← Quora archive  ·  2011 Oct 14, 2011 03:08 PM PDT

Question

When a failure to communicate happens, when is it the sender's fault, and when is it the receiver's fault?

Answer

My theory of communication is based on Wiio's law: all communication fails, except by accident. As you might expect, I've written a long-winded post about it.

http://www.ribbonfarm.com/2009/0...

I don't think you can ever really assign blame for communication failures, unless there is clear intent to fail (equivocation, lying, being "economical with the truth" etc.) I don't view these as communication failures, but as intent to not communicate.
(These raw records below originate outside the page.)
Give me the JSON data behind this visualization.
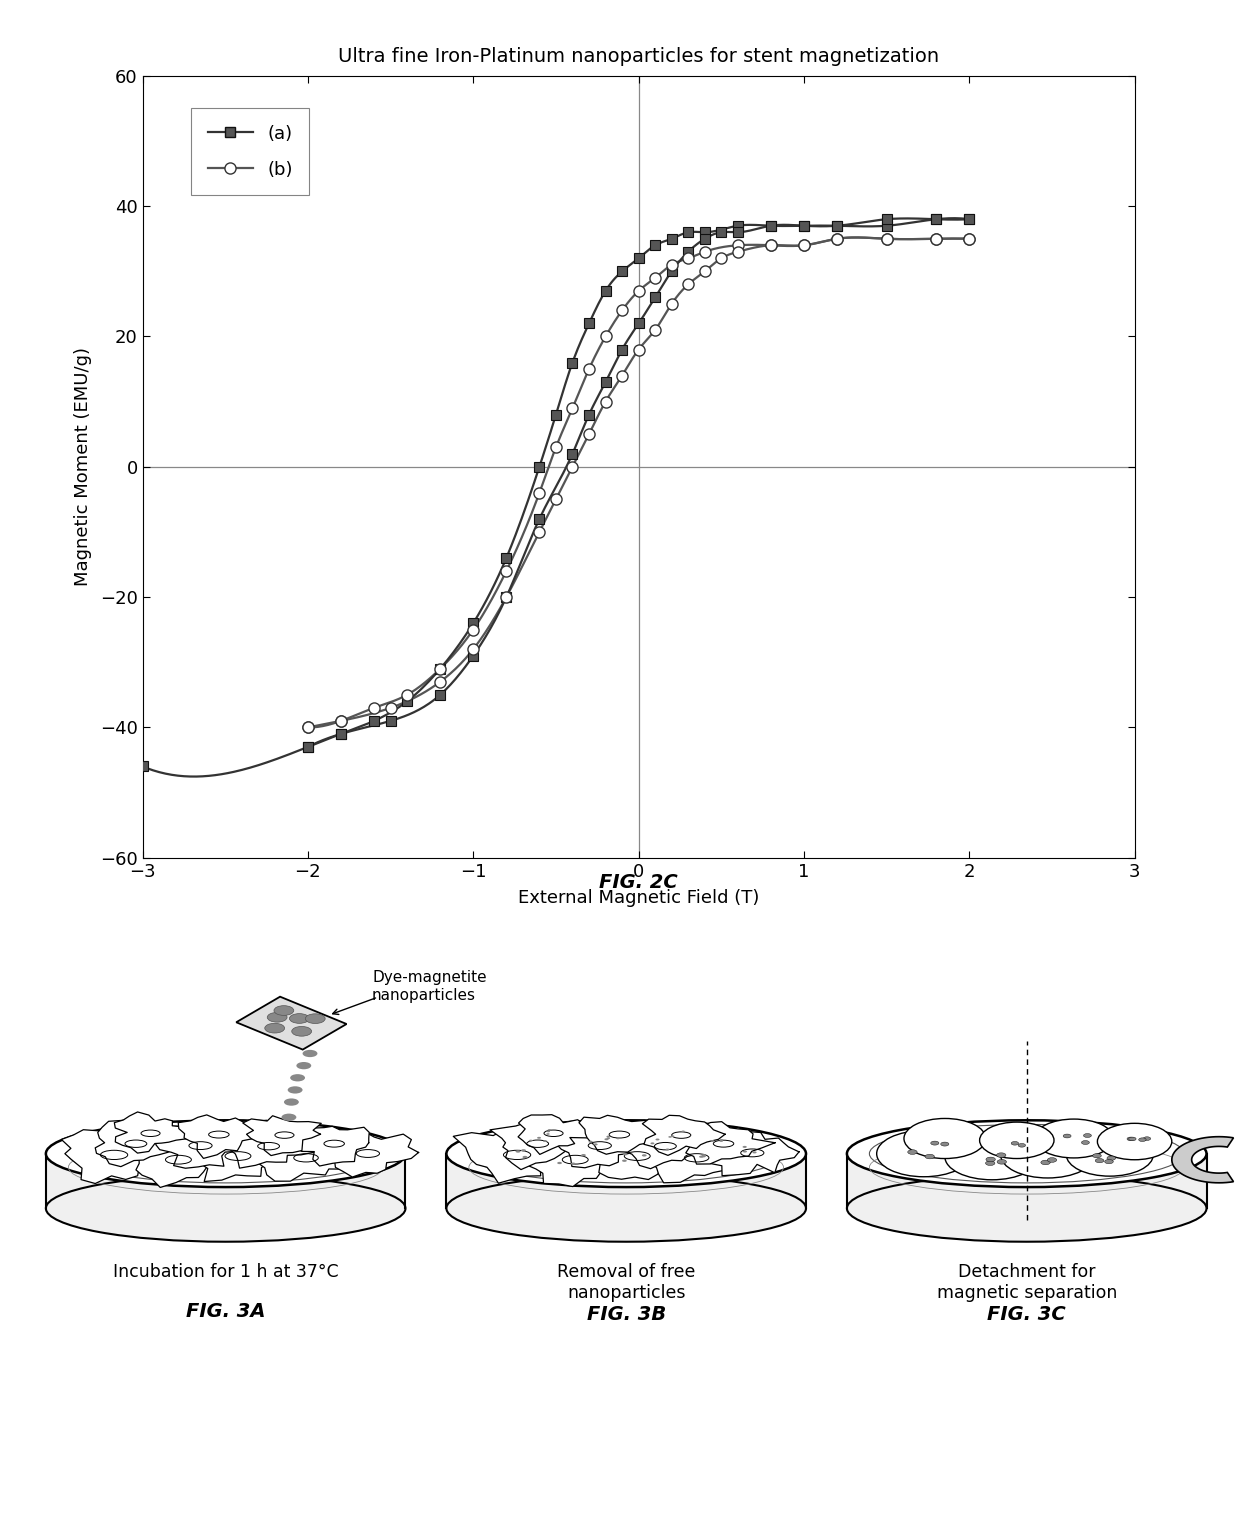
{
  "title": "Ultra fine Iron-Platinum nanoparticles for stent magnetization",
  "xlabel": "External Magnetic Field (T)",
  "ylabel": "Magnetic Moment (EMU/g)",
  "xlim": [
    -3,
    3
  ],
  "ylim": [
    -60,
    60
  ],
  "xticks": [
    -3,
    -2,
    -1,
    0,
    1,
    2,
    3
  ],
  "yticks": [
    -60,
    -40,
    -20,
    0,
    20,
    40,
    60
  ],
  "fig_caption": "FIG. 2C",
  "fig3a_label": "FIG. 3A",
  "fig3b_label": "FIG. 3B",
  "fig3c_label": "FIG. 3C",
  "legend_a": "(a)",
  "legend_b": "(b)",
  "text_3a": "Incubation for 1 h at 37°C",
  "text_3b": "Removal of free\nnanoparticles",
  "text_3c": "Detachment for\nmagnetic separation",
  "text_dye": "Dye-magnetite\nnanoparticles",
  "background_color": "#ffffff",
  "line_color_a": "#333333",
  "line_color_b": "#555555",
  "curve_a_upper_x": [
    -3.0,
    -2.0,
    -1.8,
    -1.6,
    -1.4,
    -1.2,
    -1.0,
    -0.8,
    -0.6,
    -0.5,
    -0.4,
    -0.3,
    -0.2,
    -0.1,
    0.0,
    0.1,
    0.2,
    0.3,
    0.4,
    0.6,
    0.8,
    1.0,
    1.2,
    1.5,
    1.8,
    2.0
  ],
  "curve_a_upper_y": [
    -46,
    -43,
    -41,
    -39,
    -36,
    -31,
    -24,
    -14,
    0,
    8,
    16,
    22,
    27,
    30,
    32,
    34,
    35,
    36,
    36,
    37,
    37,
    37,
    37,
    37,
    38,
    38
  ],
  "curve_a_lower_x": [
    -2.0,
    -1.8,
    -1.5,
    -1.2,
    -1.0,
    -0.8,
    -0.6,
    -0.4,
    -0.3,
    -0.2,
    -0.1,
    0.0,
    0.1,
    0.2,
    0.3,
    0.4,
    0.5,
    0.6,
    0.8,
    1.0,
    1.2,
    1.5,
    1.8,
    2.0
  ],
  "curve_a_lower_y": [
    -43,
    -41,
    -39,
    -35,
    -29,
    -20,
    -8,
    2,
    8,
    13,
    18,
    22,
    26,
    30,
    33,
    35,
    36,
    36,
    37,
    37,
    37,
    38,
    38,
    38
  ],
  "curve_b_upper_x": [
    -2.0,
    -1.8,
    -1.6,
    -1.4,
    -1.2,
    -1.0,
    -0.8,
    -0.6,
    -0.5,
    -0.4,
    -0.3,
    -0.2,
    -0.1,
    0.0,
    0.1,
    0.2,
    0.3,
    0.4,
    0.6,
    0.8,
    1.0,
    1.2,
    1.5,
    1.8,
    2.0
  ],
  "curve_b_upper_y": [
    -40,
    -39,
    -37,
    -35,
    -31,
    -25,
    -16,
    -4,
    3,
    9,
    15,
    20,
    24,
    27,
    29,
    31,
    32,
    33,
    34,
    34,
    34,
    35,
    35,
    35,
    35
  ],
  "curve_b_lower_x": [
    -2.0,
    -1.8,
    -1.5,
    -1.2,
    -1.0,
    -0.8,
    -0.6,
    -0.5,
    -0.4,
    -0.3,
    -0.2,
    -0.1,
    0.0,
    0.1,
    0.2,
    0.3,
    0.4,
    0.5,
    0.6,
    0.8,
    1.0,
    1.2,
    1.5,
    1.8,
    2.0
  ],
  "curve_b_lower_y": [
    -40,
    -39,
    -37,
    -33,
    -28,
    -20,
    -10,
    -5,
    0,
    5,
    10,
    14,
    18,
    21,
    25,
    28,
    30,
    32,
    33,
    34,
    34,
    35,
    35,
    35,
    35
  ]
}
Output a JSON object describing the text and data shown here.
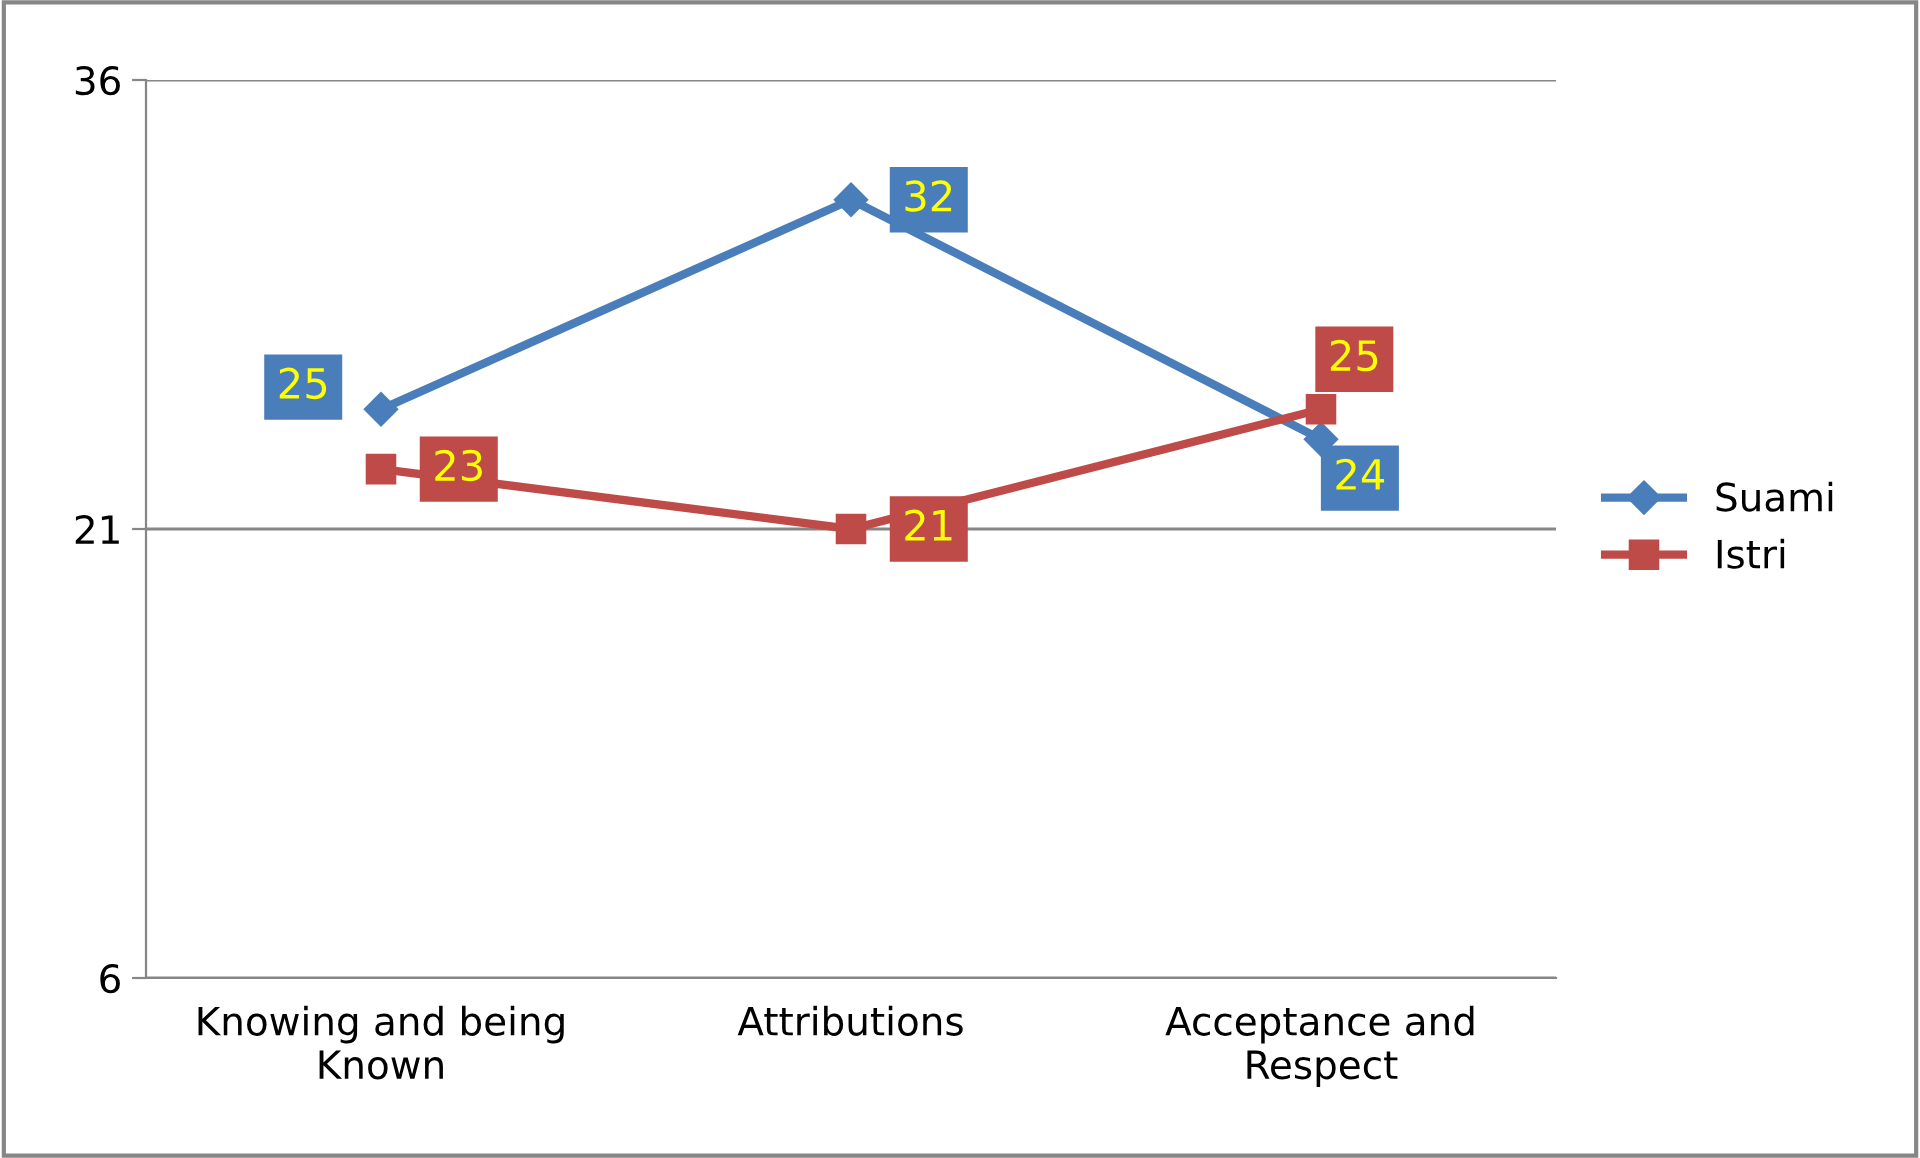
{
  "chart_data": {
    "type": "line",
    "categories": [
      "Knowing and being\nKnown",
      "Attributions",
      "Acceptance and\nRespect"
    ],
    "series": [
      {
        "name": "Suami",
        "color": "#4a7ebb",
        "values": [
          25,
          32,
          24
        ],
        "marker": "diamond"
      },
      {
        "name": "Istri",
        "color": "#be4b48",
        "values": [
          23,
          21,
          25
        ],
        "marker": "square"
      }
    ],
    "ylim": [
      6,
      36
    ],
    "yticks": [
      6,
      21,
      36
    ],
    "grid": "y",
    "legend": "right",
    "data_labels": true,
    "line_style": "solid"
  }
}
Sometimes this can be subconscious. You are trying to communicate thought X but your subconscious hijacks it to carry thought Y instead, and the other person responds to thought Y. Or the subconscious hijack happens on the other end. A simple example is a mom looking at a mess and complaining to her child: you never pick up after yourself, I am tired of it. She may believe she is communicating the thought, please pick up your stuff, with the intention of getting the current mess cleaned up (and dealing with any resistance etc.) but she's actually whining to communicate the thought, I am a martyr, you don't appreciate how much I do for you. The kid may respond to either, neither, or both signals (I'll do it this afternoon, well you don't complain about Dad making a mess, maybe you should stop worrying so much about the mess and just take an afternoon at the spa, mom...)

Such "crossed" transactions are the subject of transactional analysis (TA) -- the famous Eric Berne Games People Play stuff. You can't really blame either side for this kind of failure. Somebody has to grow up and acquire sufficient psychological sophistication to break the game. I explore this "game break" concept a little in the link above, but I find it fundamentally uninteresting. It's a basically a sort of tedious transcript analysis of individual conversations. It's like bug-fixing.

But... continuing, I still don't think of that as genuine failure. That's just psychological software bugs that can be sorted out if it truly matters. Some bugs will be deep, requiring serious refactoring etc., while others will be shallow and fixable, at least temporarily, with a band-aid.

Genuine failure is where you want to get X across, are not in denial about whether you really want to get X across, have expressed X as clearly as you can without thought Y hijacking the words subconsciously, and have taken into account as much as you can about the other person's likely mental model about X (example, adult talking to a child taking care to talk at child's level).

If you still fail in such a case the fault can be partitioned across 3 things.

  1. You not taking the other's mental models into account properly (usually when this happens people are not 3-5% off, they are wildly off -- assumed-frame errors basically).
  2. The other simply lacking mental models capable of absorbing X (example, trying to explain differentiation/integration to somebody who hasn't yet dealt with limit-point concepts)
  3. A third "mystery" category -- something to do with the content of X that neither of you understands and therefore cannot accommodate. This requires new knowledge to fix.

A trivial example is the juvenile joke about a guy named Hu:

You: "Who's up next at bat?"
Friend: "That's right"
You: "Huh?"
Friend: "Hu."
You: "What?"
Friend: "Hu's up at bat"
You: "That's what I said"
.... and so on.

Until one of them makes the fundamental leap (the new insight that Hu and Who sound the same, and the relevance of that fact to the conversation) there will be no progress.

You can actually generalize this. In complex negotiations, there is a better chance of a positive outcome if both sides walk in with the expectation that new knowledge will be created, instead of the expectation that knowledge will merely be traded in a poker game. Axelrod studied this in SALT II treaty negotiation transcripts in 1979 or something. I don't know if more work has been done on this.

In other words, this is the failure case, "what are we BOTH missing here?" It is sometimes useful to ask that question explicitly when you get deeply stuck. Or even to assume it: "I can't put my finger on it, but I think we're missing some critical piece here, let's table this and think about it for a while."